Suspect in slew of sex assaults extradited from U.S.

Alexander Winston Sylvester. (Handout)

Alexander Winston Sylvester. (Handout)

Rob Lamberti, QMI Agency

, Last Updated: 6:55 PM ET

TORONTO — A man with a criminal record spanning decades is back in Canada awaiting trial for a number of historical sex assault cases, Toronto Police said Monday.

Alexander Winston Sylvester, 55, was ordered extradited from the U.S., in May to face 14 charges related to three attacks in 1993 in Toronto. He's also wanted in Ontario's Peel Region for two separate sex assaults that occurred in 1981 and 1982. One of those incidents involved a 14-year-old girl.

The suspect's alleged Canadian crime spree began in Toronto in 1980 after he arrived as a visitor from Jamaica. He was arrested in 1993 in Scarborough, Ont., for possessing cocaine and a restricted weapon. He was sentenced to 90 days in jail.

He fled to New York State to avoid arrest in Peel, where a woman and a 14-year-old girl had been sexually assaulted. While in New York, he was sentenced to 20 years jail for murdering a drug dealer.

He was eventually paroled but violated his conditions when he returned to Canada to be with his wife.

In 1993, police allege, he attacked three women in as many weeks.

A Scarborough woman, then 54, was forced at gunpoint from her porch into her home, where she was robbed, threatened with death and left tied to a bathroom faucet.

A woman, then 49, was kidnapped off the street 12 days later, and driven to her home where police allege she was fondled and robbed.

A woman, then 53, who was sunbathing in her backyard 11 days after the second incident, was forced into her home by a masked gunman. The victim's husband, who was home at the time, saw the masked man and fled outside where he telephoned police. But, before police arrived, the woman was sexually assaulted and robbed. She was left tied to the faucet.

The suspect was arrested in Toronto a short time later for a theft and was handed over to Peel officers in connection with a 1982 rape. He was sentenced to eight years in prison and served five.

He was then deported to Jamaica, where he is believed to have killed a woman in September 2000, but fled that country for the U.S. The man is not wanted in Jamaica.

In August 2002, the suspect was arrested in Virginia for drug and gun offences.

It was then that police identified him as a suspect in the Toronto and Peel crime sprees.

The suspect served time in Louisiana, Pennsylvania and New York.

While in a Pennsylvania prison, Canada applied to extradite the suspect in 2006, but a federal judge denied the request. U.S. District Judge John Jones III ruled "the government's presentation at the hearing did not provide the court with sufficient, legally competent evidence under Pennsylvania law to establish probable cause that Sylvester committed the accused offences.
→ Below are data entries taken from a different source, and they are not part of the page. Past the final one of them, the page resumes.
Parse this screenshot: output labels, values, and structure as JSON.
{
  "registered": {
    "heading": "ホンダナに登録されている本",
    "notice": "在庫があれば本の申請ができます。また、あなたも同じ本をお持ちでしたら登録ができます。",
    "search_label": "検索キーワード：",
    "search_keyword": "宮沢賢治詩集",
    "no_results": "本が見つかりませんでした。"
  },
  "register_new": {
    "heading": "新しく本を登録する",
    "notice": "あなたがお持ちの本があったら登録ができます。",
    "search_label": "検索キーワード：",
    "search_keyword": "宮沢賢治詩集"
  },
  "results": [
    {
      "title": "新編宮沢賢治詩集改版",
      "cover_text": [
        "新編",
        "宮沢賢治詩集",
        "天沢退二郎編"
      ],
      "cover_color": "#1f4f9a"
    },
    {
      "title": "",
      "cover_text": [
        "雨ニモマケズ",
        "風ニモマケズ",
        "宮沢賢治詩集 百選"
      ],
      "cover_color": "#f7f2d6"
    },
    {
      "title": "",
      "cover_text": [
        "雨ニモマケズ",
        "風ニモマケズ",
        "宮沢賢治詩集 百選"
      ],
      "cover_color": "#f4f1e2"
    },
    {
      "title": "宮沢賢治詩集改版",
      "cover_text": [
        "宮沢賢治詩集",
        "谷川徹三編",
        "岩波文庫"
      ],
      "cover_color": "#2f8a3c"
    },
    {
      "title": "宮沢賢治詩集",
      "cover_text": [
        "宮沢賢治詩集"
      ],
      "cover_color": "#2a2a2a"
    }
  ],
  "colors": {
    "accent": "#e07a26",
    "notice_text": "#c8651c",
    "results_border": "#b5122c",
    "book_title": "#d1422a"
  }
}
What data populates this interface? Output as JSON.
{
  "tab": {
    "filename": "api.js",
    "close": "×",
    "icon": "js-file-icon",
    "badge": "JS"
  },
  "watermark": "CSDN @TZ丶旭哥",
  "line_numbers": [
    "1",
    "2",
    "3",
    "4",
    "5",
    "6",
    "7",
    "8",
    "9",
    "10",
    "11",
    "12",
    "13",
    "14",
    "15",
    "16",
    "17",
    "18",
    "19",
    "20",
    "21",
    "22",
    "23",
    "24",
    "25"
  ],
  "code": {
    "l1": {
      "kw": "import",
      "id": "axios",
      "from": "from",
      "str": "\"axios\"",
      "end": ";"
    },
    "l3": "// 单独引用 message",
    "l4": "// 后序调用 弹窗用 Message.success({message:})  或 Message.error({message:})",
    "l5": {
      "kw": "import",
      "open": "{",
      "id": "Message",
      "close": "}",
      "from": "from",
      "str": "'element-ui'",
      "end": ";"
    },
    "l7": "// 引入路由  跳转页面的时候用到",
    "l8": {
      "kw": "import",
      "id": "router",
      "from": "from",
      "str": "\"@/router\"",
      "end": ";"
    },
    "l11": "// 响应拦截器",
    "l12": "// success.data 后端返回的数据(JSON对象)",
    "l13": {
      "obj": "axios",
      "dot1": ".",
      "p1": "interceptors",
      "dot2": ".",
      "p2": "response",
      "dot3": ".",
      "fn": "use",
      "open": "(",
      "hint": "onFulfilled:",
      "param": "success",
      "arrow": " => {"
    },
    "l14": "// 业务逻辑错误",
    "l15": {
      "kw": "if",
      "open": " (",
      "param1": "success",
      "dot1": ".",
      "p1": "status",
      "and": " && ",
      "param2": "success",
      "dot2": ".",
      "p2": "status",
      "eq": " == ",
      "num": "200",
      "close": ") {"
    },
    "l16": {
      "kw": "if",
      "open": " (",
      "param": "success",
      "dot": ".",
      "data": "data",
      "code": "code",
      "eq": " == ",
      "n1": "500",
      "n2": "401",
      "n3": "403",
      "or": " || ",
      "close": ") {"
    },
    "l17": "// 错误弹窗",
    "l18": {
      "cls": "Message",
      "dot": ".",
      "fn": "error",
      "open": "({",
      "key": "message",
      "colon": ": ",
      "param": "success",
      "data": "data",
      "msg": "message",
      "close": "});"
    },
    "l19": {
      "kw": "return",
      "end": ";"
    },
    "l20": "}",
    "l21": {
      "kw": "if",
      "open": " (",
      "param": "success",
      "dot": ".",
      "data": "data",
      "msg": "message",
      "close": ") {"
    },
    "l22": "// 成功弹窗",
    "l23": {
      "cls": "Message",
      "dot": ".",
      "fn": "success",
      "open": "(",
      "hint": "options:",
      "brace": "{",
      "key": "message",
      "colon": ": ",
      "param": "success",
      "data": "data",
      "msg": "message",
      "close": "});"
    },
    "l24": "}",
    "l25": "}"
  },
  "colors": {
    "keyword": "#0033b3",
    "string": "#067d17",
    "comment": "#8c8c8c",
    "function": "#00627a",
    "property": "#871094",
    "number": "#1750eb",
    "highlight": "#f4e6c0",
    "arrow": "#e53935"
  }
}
"The court is exceedingly aware of the heinous crimes with which Sylvester has been charged and for which Canada seeks his extradition," the judge ruled. "However, our judicial duty is to interpret the (extradition) treaty within the bounds of the law, and as a result the nature of the unsettling allegations that form the basis of the crimes charged (is not relevant in law) to us."